His knowledge of the hospitality industry and his leadership in building luxury hotel brands is second to none in Scotland, so he is ideally suited to understand the seasonal challenges and vagaries of the industry.

 

“I got into the hospitality business by accident really. I worked during the summer holidays. My father had turned a Caithness shooting lodge into a hotel and during the summer I would get a pound a day for washing the dishes.
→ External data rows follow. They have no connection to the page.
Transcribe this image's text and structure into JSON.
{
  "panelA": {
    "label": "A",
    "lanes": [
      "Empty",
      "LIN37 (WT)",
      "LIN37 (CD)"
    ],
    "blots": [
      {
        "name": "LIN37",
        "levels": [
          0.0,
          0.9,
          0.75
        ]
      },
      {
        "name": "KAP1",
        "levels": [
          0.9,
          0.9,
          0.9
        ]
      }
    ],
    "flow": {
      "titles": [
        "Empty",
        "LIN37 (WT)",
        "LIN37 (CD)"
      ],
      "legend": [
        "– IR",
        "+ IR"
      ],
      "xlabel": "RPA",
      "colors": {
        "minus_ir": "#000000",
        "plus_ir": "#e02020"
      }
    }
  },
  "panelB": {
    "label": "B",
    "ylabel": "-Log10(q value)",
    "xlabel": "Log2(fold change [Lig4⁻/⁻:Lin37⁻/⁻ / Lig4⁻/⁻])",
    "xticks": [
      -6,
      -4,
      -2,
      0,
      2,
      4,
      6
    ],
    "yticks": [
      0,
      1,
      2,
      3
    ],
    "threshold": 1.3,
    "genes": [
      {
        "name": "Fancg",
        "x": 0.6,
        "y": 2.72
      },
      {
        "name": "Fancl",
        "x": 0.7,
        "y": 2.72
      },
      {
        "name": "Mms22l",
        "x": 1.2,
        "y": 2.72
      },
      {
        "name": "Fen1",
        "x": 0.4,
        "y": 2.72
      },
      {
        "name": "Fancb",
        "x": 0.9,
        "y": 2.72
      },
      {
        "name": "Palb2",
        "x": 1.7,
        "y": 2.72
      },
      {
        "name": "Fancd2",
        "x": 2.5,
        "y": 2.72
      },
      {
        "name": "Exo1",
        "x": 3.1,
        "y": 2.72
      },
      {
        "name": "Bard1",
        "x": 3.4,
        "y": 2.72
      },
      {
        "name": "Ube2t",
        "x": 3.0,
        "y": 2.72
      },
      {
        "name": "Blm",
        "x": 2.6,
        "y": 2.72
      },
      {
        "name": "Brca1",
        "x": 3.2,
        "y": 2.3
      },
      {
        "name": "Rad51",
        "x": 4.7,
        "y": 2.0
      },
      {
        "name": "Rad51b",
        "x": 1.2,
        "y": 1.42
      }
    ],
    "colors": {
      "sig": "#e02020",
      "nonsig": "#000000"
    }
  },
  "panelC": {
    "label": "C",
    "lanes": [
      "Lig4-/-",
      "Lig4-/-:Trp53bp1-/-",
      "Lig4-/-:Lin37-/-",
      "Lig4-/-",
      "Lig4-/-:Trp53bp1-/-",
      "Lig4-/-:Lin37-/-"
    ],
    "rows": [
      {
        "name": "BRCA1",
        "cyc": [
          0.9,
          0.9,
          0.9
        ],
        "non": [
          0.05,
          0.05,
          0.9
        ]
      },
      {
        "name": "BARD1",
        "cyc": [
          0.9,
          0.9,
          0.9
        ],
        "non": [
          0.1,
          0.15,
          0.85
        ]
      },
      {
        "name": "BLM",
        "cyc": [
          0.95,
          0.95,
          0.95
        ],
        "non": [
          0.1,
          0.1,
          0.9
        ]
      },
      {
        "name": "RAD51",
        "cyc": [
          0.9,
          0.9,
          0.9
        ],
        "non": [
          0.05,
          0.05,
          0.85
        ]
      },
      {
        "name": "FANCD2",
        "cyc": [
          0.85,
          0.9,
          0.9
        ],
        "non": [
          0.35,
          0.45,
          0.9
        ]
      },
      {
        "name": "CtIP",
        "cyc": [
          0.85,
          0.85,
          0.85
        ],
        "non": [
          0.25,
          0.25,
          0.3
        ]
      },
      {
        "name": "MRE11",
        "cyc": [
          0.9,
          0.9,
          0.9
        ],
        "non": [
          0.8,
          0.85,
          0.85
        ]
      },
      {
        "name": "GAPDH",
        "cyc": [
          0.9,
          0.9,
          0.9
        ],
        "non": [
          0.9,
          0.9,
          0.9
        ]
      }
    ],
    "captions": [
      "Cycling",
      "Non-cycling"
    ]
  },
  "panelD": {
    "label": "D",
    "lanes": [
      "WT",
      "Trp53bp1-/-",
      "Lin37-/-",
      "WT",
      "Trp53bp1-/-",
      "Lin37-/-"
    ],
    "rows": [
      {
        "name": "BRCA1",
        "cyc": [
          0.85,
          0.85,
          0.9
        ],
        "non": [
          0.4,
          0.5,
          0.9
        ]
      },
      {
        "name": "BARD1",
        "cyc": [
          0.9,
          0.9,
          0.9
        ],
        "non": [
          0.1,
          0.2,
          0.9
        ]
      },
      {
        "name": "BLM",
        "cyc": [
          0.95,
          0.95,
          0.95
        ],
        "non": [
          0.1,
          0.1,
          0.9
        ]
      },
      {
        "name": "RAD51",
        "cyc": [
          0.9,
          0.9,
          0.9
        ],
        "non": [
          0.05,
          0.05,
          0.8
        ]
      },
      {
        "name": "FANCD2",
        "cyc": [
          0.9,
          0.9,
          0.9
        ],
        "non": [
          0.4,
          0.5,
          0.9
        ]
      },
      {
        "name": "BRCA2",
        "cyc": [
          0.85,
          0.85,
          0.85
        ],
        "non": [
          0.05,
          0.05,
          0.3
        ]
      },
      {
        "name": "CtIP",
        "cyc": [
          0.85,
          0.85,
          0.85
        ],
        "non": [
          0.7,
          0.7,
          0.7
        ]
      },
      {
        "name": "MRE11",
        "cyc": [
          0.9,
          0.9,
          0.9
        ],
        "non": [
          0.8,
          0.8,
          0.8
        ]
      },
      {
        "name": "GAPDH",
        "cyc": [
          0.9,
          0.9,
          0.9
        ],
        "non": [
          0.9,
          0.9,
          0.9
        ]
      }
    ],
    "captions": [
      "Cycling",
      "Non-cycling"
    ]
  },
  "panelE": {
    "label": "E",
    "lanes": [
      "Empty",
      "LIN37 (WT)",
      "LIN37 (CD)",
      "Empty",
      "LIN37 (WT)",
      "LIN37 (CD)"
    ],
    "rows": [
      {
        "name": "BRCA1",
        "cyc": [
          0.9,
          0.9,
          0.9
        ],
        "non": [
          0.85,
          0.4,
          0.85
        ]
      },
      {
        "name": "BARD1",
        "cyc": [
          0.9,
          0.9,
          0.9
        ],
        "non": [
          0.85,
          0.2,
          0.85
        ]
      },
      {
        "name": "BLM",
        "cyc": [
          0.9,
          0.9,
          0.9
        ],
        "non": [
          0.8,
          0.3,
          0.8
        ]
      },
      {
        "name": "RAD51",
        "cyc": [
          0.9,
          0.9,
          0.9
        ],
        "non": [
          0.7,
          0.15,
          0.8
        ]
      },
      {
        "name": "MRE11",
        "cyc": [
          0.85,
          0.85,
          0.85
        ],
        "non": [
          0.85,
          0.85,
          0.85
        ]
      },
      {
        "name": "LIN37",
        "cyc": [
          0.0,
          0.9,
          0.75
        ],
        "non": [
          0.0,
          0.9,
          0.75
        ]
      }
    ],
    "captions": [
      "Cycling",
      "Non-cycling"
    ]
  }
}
For a short period, it was a wonderful hotel.”

 

This was a lodge at Loch Dubh, near Altnabreac, in the remote peatbogs of the Flow County where the train halts on request on its northward journey to Wick and Thurso.

 
In the late 1960s, his careers master at Eton encouraged a long-haired 16-year-old who was not keen on joining the army, going to university or working in the City to look at a career in hospitality.

 
“I had this long list of what I didn’t want to do. The master opened up a drawer and pulled out a dusty application for the Reeves-Smith Scholarship to become a management trainee at The Savoy. He said: ‘What about hotels?’ And I couldn’t think of any reason not to look at this.”

 

After taking a gap year as a cowhand busting broncos on a Mid-West ranch, he went on to become a management trainee at The Savoy Group. It was five years of hard graft and learning: polishing crystal and perfecting table service, with a year in the massive kitchens, a year as a silver-service waiter, six months as a white-gloved bar tender, and then ending up on reception at Claridges Hotel, where he eventually became the reception manager. After a year in this role, he was sent to be the general manager of the Hotel Lancaster on the Champs-Elysees in Paris.

 
“There I was, a 27-year-old running a five-star hotel in the centre of Paris. The whole thing was a wonderful accident because a careers master had waved a dusty form at me.”